- There are specific rates for the export of soyabeans, meat, wines, corn and for different transactions;
- In order to circumvent restrictions, individuals and companies resort to different types of operations and new exchange rates emerge.
Brazilian newspaper Valor Econômico ran an article on the “currency hell” experienced by Argentina. The country’s economy operates in a confused market, with an astonishing 12 exchange rates, after four years of relative normalcy. Now, restrictions and taxes have created a different rate for each segment of the economy.
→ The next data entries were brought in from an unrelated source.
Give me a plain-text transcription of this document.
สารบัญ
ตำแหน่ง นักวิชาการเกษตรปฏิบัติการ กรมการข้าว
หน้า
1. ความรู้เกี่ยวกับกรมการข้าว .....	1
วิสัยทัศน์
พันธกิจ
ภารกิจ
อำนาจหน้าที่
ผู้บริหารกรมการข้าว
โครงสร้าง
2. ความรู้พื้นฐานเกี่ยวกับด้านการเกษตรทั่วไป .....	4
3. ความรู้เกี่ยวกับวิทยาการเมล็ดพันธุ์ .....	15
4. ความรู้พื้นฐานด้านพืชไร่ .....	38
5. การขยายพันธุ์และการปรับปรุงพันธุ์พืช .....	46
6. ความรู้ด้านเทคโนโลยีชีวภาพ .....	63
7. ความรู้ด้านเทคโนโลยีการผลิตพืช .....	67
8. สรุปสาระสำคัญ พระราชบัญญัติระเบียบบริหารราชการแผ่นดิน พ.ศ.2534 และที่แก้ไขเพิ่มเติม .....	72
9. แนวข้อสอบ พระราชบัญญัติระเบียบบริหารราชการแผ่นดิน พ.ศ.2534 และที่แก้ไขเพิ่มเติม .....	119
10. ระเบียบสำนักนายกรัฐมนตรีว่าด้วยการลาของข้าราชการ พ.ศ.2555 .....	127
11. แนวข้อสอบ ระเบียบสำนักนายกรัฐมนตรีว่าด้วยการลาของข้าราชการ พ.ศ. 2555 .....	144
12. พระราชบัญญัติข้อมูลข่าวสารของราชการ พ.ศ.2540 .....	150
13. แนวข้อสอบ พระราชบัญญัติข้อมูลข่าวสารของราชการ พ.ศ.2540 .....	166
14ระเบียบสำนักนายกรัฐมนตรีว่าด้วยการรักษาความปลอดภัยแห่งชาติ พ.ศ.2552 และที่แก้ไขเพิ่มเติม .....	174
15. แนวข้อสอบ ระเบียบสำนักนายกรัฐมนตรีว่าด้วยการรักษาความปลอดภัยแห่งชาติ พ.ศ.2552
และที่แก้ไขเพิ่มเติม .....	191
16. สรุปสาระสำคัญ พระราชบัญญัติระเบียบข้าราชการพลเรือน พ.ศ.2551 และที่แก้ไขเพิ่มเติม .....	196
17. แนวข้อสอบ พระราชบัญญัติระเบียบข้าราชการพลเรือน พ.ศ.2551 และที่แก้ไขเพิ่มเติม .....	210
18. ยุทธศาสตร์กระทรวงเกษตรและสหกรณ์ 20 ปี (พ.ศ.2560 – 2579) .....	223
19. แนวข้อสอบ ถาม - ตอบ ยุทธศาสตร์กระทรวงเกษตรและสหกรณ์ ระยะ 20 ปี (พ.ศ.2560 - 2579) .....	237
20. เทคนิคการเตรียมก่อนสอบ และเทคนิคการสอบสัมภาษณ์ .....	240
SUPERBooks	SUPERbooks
In addition to the official, commercial and parallel exchange rates, there are alternative ones under tags such as “financial markets”, “settlements”, “cambio nación”, “solidarity or tourism”, “solidarity with forgiveness”, “soyabean”, “corn”, “meat” and “wine”.
“With so many types of exchange, it is difficult to have an economic calculation, because we have a rate for the inflow of capital and a different one for outgoing capital”, complained to the paper the director of the Institute of Economic Studies and International Negotiations of the Rural Society of Argentina, Ezequiel de Freijó.
This dysfunctional situation is recurrent in the country’s history, but during the previous government of Mauricio Macri the rates had a period of market sanity. Now, in order to circumvent new restrictions, individuals and companies resort to different types of operations and therefore new exchange rates emerge.
A few of them are the “soybean dollar” and the “corn dollar”, applied to sales of the cereals, in addition to wheat and sunflower; the “meat dollar” is used to export all types of meat, powdered milk, rice, peanuts and wool; and, the “wine dollar” for the alcoholic beverage, fruits, sugar and infusions, among many others.